Md
md
Parameters
- steps=integer (required)
- dt=real
- (default: 0.05)
- level=integer
- (default: 0)
- temperature=string
- (default: 0.1)
- accuracy=string
- (default: 0.0)
- tau=real
- (default: 0.0)
- nprint=integer
- (default: 0)
- tinit=real
- (default: 0.0)
- estart=real
- (default: 0.01)
- angdev=real
- (default: 10.0)
- vdwupdate=integer
- (default: 100)
- exact
- continue
Description
This command performs molecular dynamics simulation in torsion angle space (torsion angle dynamics) with the following parameters:
steps number of time steps dt time step length level maximal residue index difference for restraints that are included into the target function temperature temperature of the heat bath to which the system is coupled, or 0.0 for a simulation at constant total energy accuracy desired relative accuracy of energy conservation for automatic time step length adaption, or 0.0 for a simulation with constant time step length tau coupling constant for temperature and time step length updates, given in units of the time step length nprint bumber of time steps between intermediate output tinit initial time estart initial temperature (kinetic energy per degree of freedom) angdev maximal change of a dihedral angle (in degrees) between two updates of the van der Waals pair list vdwupdate maximal number of TAD steps between two updates of the van der Waals pair list
The md command can start a new torsion angle dynamics run, or, if the option continue is set, continue a preceding torsion angle dynamics calculation. A new molecular dynamics trajectory starts at time tinit (normally 0.0) with random torsional velocities, chosen as Gaussian random variables such that the initial temperature (kinetic energy per degree of freedom) equals estart. If the md command is used to continue a previous calculation, then the velocities from the end of the previous md command are used and all parameters that are not specified explicitly are kept at the values of the previous md command. The parameters tinit and estart are not allowed in conjunction with the continue option.
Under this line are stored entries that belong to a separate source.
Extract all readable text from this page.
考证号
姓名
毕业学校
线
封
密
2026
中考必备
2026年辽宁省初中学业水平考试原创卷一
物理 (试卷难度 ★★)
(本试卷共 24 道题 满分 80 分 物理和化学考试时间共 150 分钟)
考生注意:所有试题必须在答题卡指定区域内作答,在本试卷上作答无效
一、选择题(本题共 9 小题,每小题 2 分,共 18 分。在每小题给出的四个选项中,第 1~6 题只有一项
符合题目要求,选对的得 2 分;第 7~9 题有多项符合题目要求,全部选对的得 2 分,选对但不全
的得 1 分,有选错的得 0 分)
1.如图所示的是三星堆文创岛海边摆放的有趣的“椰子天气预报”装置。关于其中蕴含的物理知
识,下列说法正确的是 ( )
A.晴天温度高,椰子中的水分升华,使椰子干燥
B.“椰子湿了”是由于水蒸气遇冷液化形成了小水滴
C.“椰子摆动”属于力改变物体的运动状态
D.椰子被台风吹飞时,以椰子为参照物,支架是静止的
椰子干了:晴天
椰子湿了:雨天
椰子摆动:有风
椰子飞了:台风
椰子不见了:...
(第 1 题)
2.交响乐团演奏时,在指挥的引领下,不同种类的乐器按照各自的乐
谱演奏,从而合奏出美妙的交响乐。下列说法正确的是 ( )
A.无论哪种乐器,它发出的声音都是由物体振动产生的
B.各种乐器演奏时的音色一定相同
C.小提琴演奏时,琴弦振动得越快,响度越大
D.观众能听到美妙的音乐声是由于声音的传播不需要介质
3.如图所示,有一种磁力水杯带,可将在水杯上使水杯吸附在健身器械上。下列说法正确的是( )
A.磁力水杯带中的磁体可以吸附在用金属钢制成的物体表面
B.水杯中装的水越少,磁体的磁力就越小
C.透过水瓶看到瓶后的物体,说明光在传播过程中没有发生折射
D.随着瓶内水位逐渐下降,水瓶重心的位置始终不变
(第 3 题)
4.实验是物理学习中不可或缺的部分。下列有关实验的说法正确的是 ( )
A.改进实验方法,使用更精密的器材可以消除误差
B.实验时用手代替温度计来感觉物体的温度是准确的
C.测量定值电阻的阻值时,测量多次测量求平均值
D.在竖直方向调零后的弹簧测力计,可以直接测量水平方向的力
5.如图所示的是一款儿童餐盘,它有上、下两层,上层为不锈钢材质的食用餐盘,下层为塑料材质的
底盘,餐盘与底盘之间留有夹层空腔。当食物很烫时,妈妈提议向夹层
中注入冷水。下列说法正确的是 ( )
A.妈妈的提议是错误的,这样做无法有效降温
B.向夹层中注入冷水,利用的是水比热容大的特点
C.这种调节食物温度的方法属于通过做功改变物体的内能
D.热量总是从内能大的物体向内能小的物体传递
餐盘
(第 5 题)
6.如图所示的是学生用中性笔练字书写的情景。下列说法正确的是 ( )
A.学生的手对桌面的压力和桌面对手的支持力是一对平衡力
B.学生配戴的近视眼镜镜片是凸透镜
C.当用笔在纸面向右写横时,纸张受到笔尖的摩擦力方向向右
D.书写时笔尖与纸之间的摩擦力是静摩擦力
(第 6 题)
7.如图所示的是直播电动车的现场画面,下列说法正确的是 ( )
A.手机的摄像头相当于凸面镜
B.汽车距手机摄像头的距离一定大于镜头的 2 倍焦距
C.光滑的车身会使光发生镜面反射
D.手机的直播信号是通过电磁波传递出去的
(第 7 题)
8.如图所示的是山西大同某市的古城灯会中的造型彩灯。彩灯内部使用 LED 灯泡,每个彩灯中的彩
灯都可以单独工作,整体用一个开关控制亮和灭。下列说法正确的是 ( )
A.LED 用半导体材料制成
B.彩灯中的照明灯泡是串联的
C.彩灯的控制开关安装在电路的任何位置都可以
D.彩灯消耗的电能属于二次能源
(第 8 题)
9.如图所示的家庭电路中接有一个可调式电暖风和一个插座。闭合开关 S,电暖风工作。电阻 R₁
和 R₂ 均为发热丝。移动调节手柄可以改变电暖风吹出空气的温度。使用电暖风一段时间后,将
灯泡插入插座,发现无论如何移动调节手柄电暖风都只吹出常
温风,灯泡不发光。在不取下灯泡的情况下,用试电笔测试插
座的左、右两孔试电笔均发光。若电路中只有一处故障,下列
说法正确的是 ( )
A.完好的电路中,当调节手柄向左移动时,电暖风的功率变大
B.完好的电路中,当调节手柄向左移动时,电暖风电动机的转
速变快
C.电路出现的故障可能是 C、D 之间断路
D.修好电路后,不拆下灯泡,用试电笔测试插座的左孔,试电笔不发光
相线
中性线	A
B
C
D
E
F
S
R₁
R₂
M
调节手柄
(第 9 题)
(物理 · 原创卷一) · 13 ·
If the parameter temperature is set to 0.0, a molecular dynamics simulation at constant energy is performed. Normally, however, the system is weakly coupled to a heat bath of the given temperature with a time constant of tau times the time step length (Berendsen et al., 1984). The temperature can either be a constant or a function of the parameter s, which varies linearly from 0 to 1 during the time steps that are performed during the execution of the md command, i.e., s(n) = (n - 1)/(N - 1) for step n out of a total of N time steps, where N denotes the value of the parameter steps.
If the accuracy reference value for the accuracy of energy conservation has a positive value, then the length of the integration time step will be adapted during the molecular dynamics simulation such that the relative change of the total energy in successive integration steps is close to the given accuracy. The adaption of the time step length works in the same way as the temperature control. The time step length corresponds to the torsional velocities, and the relative change of the total (kinetic plus potential) energy corresponds to the temperature. In this case, the parameter dt specifies the only initial value for the time step length.
The van der Waals interaction pair list is updated after at most vdwupdate torsion angle dynamics steps or whenever a torsion angle has changed its value by more than angdev degrees since the last update of the an der Waals interaction list.
The "leap-frog" algorithm is used to perform the torsion angle dynamics steps. Usually, torsional accelerations are computed on the basis torsional velocity values that are linearly extrapolated from those half a time-step earlier. More exact torsional acceleration values that are calculated iteratively (Mathiowetz et al., 1994) will be used if the option exact is set.
One line of output is written every nprint time steps, giving the current step, current time, potential energy (target function value), kinetic energy, total energy, the root-mean-square torsion angle change per time step (in degrees; averaged over all time steps since the last output), the maximal torsion angle change per time step (in degrees; since the last output), the number of updates of the van der Waals interaction list since the last output, and the number of target function evaluations since the last output. For example:
step time Epot Ekin Etot rmsdev maxdev #up #f 0 0.000 17817.672 5776.000 23593.672 1 1 200 13.778 4367.090 7321.274 11688.363 2.842 18.576 4 204 400 28.471 2896.928 6002.219 8899.147 2.763 16.301 4 206 600 42.374 2464.380 6988.264 9452.645 2.330 13.941 4 200 800 60.234 2496.055 6167.296 8663.351 2.815 15.211 4 200 1000 76.882 1654.211 5322.900 6977.111 2.779 15.591 4 200
Intermediate output is written only if the parameter nprint has a positive value. All energies are measured in target function units. Temperatures are measured in target function units per degree of freedom. Each rotatable torsion angle constitutes a degree of freedom.
A warning is printed if in a single time step the value of a dihedral angle changed by more than 35, and an error occurs if the change exceeds 90 degrees.
Further reading:
- Guntert et al. J. Mol. Biol. 278, 353-378 (1997).
- Jain et al. J. Comput. Phys. 106, 258-268 (1993).
- Matthiowetz et al. Proteins 20, 227-247 (1994).
- Berendsen et al. J. Chem. Phys. 81, 3684-3690 (1984).